Industry » Legal & Finance » Yacht Engaged in Trade (YET) - Compliance Explained

Yacht Engaged in Trade (YET) - Compliance Explained

Mark Robinson BW v2

Yacht Engaged in Trade or YET, the new initiative by the Republic of the Marshall Islands Registry, was the hot topic of the moment when launched at Monaco Yacht Show 2015. The initiative certainly raised some eyebrows while also receiving a significant number of nods.

“ …I can see the benefit to the owner – but it’s a little restrictive” was the most common soundbite that we were hearing.

“…Can’t believe that MLC 2006 convention is not required if the yacht can charter!...” was also mentioned.

Although we do not speak on behalf of the Republic of the Marshall Islands Registry (RMI), Mark Robinson Maritime Consultants (MRMC) are Appointed Representatives to the RMI and as such have a clear understanding of the compliance regimes when looking at the survey requirements for a yacht to enter the YET initiative.

We hope to bring clarity, from a compliance perspective, on some of the questions, confusions and purpose of YET as raised during the show. But please note that in no way are we tax, vat, import and export specialists and do not address any questions pertaining to these areas.

YET - The Basics

The yacht must be 24m or more in Loadline length

The yacht must be in possession of an RMI Private Yacht Certificate of Registry

YET - Maritime Compliance

The (YET) yacht must comply with the applicable chapters of the MI 103 (RMI yacht code – 10/15 edition). For ease of understanding this incorporates ALL the mandated information and instruction to gain commercial compliance irrespective of the yacht being in possession of a Private Yacht Certificate of Registry.
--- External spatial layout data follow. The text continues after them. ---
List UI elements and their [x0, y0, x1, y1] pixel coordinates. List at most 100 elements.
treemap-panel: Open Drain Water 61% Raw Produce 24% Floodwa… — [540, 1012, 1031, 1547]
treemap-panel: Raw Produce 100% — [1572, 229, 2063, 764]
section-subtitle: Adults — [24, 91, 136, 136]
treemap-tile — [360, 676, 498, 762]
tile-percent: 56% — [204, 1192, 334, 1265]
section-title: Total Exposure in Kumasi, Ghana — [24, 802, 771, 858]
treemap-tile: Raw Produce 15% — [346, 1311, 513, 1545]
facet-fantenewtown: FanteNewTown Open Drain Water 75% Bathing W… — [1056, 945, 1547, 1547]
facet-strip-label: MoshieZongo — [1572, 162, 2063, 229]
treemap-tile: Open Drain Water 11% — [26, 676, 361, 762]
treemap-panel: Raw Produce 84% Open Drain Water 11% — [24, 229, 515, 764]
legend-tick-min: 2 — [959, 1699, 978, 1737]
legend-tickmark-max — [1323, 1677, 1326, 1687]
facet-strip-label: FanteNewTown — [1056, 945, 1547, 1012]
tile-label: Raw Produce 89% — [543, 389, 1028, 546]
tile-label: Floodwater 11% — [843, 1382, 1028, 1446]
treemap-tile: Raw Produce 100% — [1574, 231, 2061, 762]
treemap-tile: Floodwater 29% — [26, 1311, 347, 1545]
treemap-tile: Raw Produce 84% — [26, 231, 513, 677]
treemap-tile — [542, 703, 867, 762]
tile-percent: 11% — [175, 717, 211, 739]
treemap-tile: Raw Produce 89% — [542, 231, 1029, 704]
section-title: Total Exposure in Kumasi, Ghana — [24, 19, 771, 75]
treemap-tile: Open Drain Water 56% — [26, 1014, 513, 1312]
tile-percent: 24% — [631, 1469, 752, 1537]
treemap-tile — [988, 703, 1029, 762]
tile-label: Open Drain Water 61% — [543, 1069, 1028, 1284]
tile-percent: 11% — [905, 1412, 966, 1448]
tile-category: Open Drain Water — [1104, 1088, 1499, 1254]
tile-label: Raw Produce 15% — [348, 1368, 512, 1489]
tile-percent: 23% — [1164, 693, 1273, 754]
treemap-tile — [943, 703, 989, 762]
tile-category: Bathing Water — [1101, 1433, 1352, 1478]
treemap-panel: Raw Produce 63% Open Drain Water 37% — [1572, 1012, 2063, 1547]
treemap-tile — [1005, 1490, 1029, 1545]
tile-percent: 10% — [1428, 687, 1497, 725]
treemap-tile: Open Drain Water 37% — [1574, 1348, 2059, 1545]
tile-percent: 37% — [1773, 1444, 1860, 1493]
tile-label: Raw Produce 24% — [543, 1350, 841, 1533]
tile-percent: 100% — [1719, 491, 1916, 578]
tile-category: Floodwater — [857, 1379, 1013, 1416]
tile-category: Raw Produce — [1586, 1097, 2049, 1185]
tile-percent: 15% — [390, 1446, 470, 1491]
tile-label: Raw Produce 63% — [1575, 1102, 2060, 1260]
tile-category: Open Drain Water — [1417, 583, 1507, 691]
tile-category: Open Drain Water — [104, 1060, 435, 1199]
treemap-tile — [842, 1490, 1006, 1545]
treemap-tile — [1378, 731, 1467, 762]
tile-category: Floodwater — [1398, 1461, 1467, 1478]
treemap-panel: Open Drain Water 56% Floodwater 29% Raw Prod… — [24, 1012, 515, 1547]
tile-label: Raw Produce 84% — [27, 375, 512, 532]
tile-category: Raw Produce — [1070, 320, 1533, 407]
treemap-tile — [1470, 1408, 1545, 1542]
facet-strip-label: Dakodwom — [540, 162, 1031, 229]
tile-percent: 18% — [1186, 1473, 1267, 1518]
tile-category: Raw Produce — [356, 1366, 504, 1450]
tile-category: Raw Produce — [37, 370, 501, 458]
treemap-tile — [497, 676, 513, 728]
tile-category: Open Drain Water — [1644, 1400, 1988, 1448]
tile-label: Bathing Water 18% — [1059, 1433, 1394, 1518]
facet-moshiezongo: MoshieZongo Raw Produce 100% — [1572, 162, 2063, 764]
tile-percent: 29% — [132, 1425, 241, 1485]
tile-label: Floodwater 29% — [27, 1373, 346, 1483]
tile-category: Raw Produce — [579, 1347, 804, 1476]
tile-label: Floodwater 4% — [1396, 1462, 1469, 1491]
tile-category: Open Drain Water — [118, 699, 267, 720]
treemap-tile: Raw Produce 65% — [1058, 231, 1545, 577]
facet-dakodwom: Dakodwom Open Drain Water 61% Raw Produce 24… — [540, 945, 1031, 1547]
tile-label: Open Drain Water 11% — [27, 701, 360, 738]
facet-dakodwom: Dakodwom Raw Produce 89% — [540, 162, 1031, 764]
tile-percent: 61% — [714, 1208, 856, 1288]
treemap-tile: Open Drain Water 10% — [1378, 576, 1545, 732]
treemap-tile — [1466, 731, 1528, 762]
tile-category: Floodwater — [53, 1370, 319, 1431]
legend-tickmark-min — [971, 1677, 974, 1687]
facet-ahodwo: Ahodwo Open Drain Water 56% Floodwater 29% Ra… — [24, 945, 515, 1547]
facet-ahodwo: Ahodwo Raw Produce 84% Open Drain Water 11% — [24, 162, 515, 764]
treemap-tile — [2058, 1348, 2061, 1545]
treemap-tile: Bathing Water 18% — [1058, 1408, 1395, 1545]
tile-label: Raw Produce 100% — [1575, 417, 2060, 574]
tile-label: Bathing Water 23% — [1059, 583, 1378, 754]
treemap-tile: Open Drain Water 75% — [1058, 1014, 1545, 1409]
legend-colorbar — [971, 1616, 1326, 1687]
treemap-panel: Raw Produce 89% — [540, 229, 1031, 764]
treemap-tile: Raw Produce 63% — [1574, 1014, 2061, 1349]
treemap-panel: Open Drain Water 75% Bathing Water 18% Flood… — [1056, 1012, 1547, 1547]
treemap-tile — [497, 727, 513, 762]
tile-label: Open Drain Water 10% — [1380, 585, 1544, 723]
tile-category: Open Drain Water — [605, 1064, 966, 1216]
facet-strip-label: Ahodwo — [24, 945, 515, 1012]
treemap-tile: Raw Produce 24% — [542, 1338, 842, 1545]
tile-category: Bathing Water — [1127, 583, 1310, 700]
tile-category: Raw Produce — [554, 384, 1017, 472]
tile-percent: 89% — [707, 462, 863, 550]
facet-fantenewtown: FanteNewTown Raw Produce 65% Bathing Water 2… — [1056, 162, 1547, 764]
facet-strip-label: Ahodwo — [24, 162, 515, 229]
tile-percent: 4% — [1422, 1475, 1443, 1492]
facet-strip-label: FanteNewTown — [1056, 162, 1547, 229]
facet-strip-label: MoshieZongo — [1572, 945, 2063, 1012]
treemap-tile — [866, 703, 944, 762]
For example, let’s look at a yacht that is 400 gross tonnes and above, but less that 500 gross tonnes.

To break this down, the yacht must be appropriately surveyed and be issued with the following statutory certificates; an International Loadline certificate, an International Sewage Pollution Prevention certificate, an International Oil Pollution Prevention certificate + form A, an International Air Pollution Prevention certificate + supplement, an Engine International Air Pollution Prevention Certificate, an International Anti-Fouling System certificate, an International Cargo Ship Safety Radio Certificate, an International Energy Efficiency certificate and be inspected and found to comply with ALL requirements of MLC, 2006.

Suffice to say, the yacht must comply with all the pertinent requirements contained within MI-103 and all other national and international requirements and be fully commercially compliant at all times, whether ‘engaged in trade’ or not – there is no wiggle room on this.

MSMC, Wreck Convention (300GT), Mini ISM and hours of rest all come into play as well, to name but a few of the additional requirements you would expect for a commercially compliant yacht. Obviously for yachts 500GT and above, ISM and ISPS code compliance is mandatory.

YET - Maritime Compliance continued

The yacht cannot carry more than 12 passengers whilst ‘engaged in trade’

Private yachts carrying a Yacht Engaged in Trade Compliance Certificate (YETCC) and operating under a temporary Certificate of Registry - Yacht Engaged in Trade (COR YET) - national certificates issued by the Administrator - can be considered by EU PSC authorities (within the Paris MOU) as a commercial yacht for the purposes of compliance and ultimate inspection.

YET - The Benefit

Whilst at the moment, the waters in which a YET can be enabled as ‘Engaged in Trade” is limited to French and Monegasque, it does mean that the UBO does not have to raise a charter party agreement to use his/her own yacht (as if it were commercially operated). However, it must be noted that whilst the yacht is in this commercial ‘bubble’ for whatever length of time the COR YET is in place (limited to a total of 84 days per year – and not consecutively), the UBO cannot use their yacht.

Complete fiscal transparency – ‘Flip/Flop’ is not part of this initiative and importing/exporting the yacht to meet these sometimes complex requirements is a thing of the past.

Clearly, the YET initiative is not for everybody, nor should it be.

What it does do, is offer an alternative to the norm, freeing the owner to enjoy their asset as intended, free of the bureaucratic red tape that can easily dissuade the most earnest of yacht owners from trying to recoup some of the running costs associated with the joy of boating.

The Republic of the Marshall Islands has just released Marine Guidelines notice MG-1-11-2 detailing the exact YET requirements and ‘The RMI Yacht Code’ MI-103 has been released to reflect this new YET initiative.